The company was founded by Chong Moon Lee and H. Huh, who acted as the technical designer. Diamond Multimedia later merged with S3, Incorporated in 1999 after a long-time cooperative business arrangement, when S3 decided to expand their business from producing graphics chipsets to manufacturing retail graphics cards. S3 company decided to change direction and leave the PC addon-board market. Diamond Multimedia resurfaced in 2003 after the brand and assets had been purchased by Best Data. Diamond Multimedia is a subsidiary of Tul Corporation.
Did not find what they wanted? Try here
The Stealth cards of the 2D era were first launched in the early 1990s and were usually based on GUI accelerators from S3 Graphics. The line later included chipsets with combined 2D and 3D capabilities. Initially the Stealth line was Diamond’s high-end brand but transitioned to midrange after the Viper line was introduced. Notable members of the Stealth family have been the Diamond Stealth 3D 2000, by far the most popular S3 Virge-based board. In the middle of the Stealth line-up, Diamond chose to implement a numbering scheme to differentiate their cards. For example, the Diamond Stealth Video VRAM was rechristened the Diamond Stealth Video 3xxx. The numbers had more than a random meaning.

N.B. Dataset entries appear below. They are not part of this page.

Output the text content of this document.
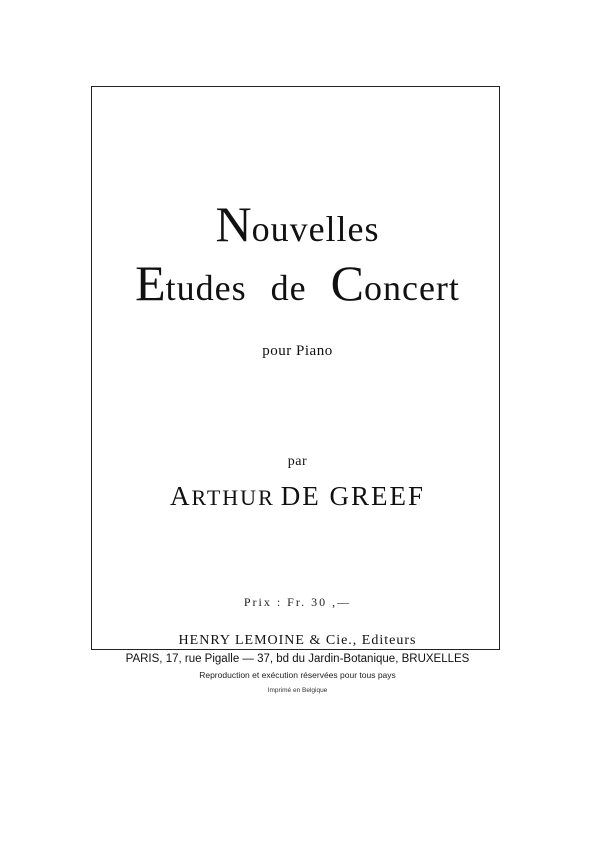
Nouvelles
Etudes de Concert
pour Piano
par
ARTHUR DE GREEF
Prix : Fr. 30 ,—
HENRY LEMOINE & Cie., Editeurs
PARIS, 17, rue Pigalle — 37, bd du Jardin-Botanique, BRUXELLES
Reproduction et exécution réservées pour tous pays
Imprimé en Belgique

Specifically, they tell the buyer the card’s memory amount and type. The numbering scheme confused many people since Diamond just renamed current cards with new names. The Stealth Video 3240 was simply the old Stealth Video VRAM. The Diamond Edge 3D was the first consumer 3D accelerator card, based on the NVIDIA NV1 chipset. The architecture of the NV1 predates the Microsoft Direct3D philosophy and, as such, game compatibility was a problem with the Diamond Edge boards. Limited and slow Direct3D-supporting drivers did eventually show up, but performance was inadequate and buggy.
The audio engine further received poor reviews regarding MIDI quality, which was a common standard for multimedia music playback at the time. The Monster3D line was based on 3dfx Voodoo Graphics and Voodoo2 chips which did not contain a 2D engine, requiring a separate VGA card connected externally using a pass-through cable. When the 3D engine was called into use, the 3dfx-based card would disconnect the 2D pass-through signal and begin driving the display directly. In SLI, a pair of Voodoo2 boards splits the effort of rendering the 3D scene between alternating raster lines, allowing performance to be nearly doubled. The Viper line was Diamond’s high-end offering.